ERS conducts research on a number of agricultural biotechnology issues, including:
- Extent of adoption of commercially available varieties of GE crops by U.S. farmers. See data on the extent of GE adoption (for corn, soybeans, and cotton) and The Adoption of Genetically Engineered Alfalfa, Canola and Sugarbeets in the United States (EIB-163, November 2016) for more information.
- Farmer motivations for adopting GE crops, the relationship between adoption of GE crops and yields, and the relationship between adoption of GE crops and pesticide use. See Genetically Engineered Crops in the United States (ERR-162, February 2014); The First Decade of Genetically Engineered Crops in the United States (EIB-11, April 2006); and The Economics of Glyphosate Resistance Management in Corn and Soybean Production (ERR-184, April 2015) for more information on these issues.
- The economic effects of adoption of GE crops. See Off-Farm Income, Technology Adoption, and Farm Economic Performance (ERR-36, February 2007), for more on this topic.
- Research and development in the seed industry. See Chapter 2 of Research Investments and Market Structure in the Food Processing, Agricultural Input, and Biofuel Industries Worldwide (ERR-130, December 2011), and Genetically Engineered Crops in the United States (ERR-162, February 2014) for more on this topic.

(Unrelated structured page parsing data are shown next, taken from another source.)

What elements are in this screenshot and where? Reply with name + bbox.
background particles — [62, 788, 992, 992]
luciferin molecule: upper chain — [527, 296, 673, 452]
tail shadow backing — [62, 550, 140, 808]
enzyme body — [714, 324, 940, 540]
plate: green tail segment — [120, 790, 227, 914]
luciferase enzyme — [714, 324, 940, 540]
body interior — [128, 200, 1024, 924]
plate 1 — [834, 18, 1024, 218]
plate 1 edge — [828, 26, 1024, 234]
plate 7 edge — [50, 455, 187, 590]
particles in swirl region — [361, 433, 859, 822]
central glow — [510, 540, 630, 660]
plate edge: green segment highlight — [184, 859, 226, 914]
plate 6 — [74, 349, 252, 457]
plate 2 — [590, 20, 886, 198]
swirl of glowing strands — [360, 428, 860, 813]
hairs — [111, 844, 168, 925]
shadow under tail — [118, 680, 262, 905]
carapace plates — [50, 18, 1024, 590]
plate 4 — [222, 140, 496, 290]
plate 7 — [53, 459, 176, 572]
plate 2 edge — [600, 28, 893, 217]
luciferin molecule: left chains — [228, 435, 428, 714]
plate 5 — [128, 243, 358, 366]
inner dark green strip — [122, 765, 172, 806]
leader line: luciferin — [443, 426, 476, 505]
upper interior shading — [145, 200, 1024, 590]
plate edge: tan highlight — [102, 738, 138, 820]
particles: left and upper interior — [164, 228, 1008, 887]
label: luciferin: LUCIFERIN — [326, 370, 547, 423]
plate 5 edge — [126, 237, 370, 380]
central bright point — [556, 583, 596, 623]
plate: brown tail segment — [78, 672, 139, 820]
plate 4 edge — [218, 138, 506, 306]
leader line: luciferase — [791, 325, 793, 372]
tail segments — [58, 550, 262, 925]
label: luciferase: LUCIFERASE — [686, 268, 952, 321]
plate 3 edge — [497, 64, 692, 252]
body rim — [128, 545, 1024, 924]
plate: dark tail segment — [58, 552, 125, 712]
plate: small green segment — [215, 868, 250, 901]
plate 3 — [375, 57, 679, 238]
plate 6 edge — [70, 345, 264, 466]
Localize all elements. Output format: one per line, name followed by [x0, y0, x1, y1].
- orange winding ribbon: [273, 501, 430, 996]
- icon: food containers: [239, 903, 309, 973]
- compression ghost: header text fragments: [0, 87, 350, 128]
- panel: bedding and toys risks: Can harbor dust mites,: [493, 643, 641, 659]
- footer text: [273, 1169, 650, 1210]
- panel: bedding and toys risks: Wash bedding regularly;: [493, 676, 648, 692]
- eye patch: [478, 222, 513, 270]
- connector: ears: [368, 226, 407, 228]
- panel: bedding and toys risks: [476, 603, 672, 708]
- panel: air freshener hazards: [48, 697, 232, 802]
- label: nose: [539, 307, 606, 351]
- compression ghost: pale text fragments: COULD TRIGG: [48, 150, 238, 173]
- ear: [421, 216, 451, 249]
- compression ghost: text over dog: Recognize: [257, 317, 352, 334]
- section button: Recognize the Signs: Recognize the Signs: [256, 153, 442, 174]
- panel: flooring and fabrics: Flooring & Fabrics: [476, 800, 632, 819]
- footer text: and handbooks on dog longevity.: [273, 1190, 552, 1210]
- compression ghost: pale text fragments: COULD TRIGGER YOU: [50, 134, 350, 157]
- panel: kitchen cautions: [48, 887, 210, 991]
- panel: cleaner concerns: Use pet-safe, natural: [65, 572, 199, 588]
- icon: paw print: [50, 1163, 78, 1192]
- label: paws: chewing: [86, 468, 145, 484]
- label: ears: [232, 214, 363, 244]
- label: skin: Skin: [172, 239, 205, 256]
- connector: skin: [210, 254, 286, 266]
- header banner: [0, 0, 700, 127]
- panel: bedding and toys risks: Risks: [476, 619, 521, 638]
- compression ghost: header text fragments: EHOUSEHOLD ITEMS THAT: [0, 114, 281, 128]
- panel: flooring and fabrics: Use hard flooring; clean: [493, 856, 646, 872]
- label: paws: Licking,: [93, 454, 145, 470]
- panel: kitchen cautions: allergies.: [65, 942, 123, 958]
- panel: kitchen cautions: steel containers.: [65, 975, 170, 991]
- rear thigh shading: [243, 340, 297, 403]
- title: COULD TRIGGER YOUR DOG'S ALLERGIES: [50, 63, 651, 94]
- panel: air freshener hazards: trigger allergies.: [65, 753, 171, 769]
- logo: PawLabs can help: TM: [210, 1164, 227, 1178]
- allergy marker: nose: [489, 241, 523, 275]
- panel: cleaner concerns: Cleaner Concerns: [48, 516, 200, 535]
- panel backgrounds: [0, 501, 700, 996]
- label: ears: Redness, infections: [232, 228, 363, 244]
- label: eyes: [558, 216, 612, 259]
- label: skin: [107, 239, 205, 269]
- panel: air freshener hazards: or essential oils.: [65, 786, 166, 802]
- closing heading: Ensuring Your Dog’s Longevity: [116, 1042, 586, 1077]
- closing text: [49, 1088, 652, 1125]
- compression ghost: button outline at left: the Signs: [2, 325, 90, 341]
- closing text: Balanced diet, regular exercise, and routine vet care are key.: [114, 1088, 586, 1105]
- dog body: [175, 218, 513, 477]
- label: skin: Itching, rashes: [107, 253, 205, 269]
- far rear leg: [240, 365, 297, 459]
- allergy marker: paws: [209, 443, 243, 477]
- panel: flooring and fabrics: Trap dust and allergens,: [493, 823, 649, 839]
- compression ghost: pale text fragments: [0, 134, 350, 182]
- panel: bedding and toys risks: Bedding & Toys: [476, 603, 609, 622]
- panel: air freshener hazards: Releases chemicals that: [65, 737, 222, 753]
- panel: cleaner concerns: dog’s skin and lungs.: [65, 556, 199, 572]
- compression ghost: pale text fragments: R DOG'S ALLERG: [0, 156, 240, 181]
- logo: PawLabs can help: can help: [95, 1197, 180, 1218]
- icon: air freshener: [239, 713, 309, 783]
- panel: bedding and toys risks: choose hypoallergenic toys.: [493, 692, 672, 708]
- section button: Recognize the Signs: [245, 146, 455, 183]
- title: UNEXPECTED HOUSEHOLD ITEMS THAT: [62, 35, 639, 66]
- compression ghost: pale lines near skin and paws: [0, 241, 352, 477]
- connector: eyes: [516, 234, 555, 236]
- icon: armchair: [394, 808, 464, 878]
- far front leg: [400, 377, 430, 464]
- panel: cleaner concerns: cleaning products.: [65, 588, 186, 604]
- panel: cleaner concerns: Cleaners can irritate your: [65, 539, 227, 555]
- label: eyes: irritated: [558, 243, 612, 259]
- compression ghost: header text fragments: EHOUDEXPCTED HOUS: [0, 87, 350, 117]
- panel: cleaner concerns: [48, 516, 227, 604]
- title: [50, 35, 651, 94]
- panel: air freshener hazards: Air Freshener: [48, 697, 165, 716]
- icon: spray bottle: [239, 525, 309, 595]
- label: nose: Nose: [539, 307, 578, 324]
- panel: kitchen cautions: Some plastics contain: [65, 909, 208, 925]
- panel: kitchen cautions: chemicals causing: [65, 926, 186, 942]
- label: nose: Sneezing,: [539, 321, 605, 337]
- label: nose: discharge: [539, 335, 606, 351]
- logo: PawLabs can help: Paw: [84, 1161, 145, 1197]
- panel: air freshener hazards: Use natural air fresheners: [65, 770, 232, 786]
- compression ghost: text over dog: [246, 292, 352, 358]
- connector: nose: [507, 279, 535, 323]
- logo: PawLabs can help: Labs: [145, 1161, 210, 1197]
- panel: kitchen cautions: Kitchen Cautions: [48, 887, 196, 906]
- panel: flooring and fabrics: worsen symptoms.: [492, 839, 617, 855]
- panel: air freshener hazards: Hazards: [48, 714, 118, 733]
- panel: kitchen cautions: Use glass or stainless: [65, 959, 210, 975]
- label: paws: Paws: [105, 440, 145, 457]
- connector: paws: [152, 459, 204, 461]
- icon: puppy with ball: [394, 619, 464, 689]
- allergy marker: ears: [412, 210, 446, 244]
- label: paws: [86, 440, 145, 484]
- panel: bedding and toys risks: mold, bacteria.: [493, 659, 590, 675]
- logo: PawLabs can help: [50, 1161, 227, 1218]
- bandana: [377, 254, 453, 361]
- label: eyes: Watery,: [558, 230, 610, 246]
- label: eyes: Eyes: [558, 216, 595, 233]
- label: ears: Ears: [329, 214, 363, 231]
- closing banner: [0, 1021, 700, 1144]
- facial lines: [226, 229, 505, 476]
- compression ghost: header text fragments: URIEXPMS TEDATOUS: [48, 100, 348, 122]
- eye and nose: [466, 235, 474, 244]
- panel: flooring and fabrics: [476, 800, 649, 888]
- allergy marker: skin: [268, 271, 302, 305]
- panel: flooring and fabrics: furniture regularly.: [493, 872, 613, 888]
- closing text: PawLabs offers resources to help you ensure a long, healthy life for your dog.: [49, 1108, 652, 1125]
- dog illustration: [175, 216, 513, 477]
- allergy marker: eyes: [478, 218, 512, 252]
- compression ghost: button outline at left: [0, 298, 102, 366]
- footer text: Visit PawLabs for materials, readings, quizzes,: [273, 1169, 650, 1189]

- Consumer attitudes toward biotechnology and the role of consumer preferences in shaping market trends. See Genetically Engineered Crops in the United States (ERR-162, February 2014), and The First Decade of Genetically Engineered Crops in the United States (EIB-11, April 2006) for more information on this.
- ERS has also initiated research on the coexistence of GE and organic/non-GE crop production. See Economic Issues in the Coexistence of Organic, Genetically Engineered (GE), and Non-GE Crops (EIB-149, February 2016) for more information on this.
A book from the National Research Council titled The Impact of Genetically Engineered Crops on Farm Sustainability in the United States (2010) is a comprehensive assessment of the environmental, economic, and social impacts of the GE-crop revolution on U.S. farms.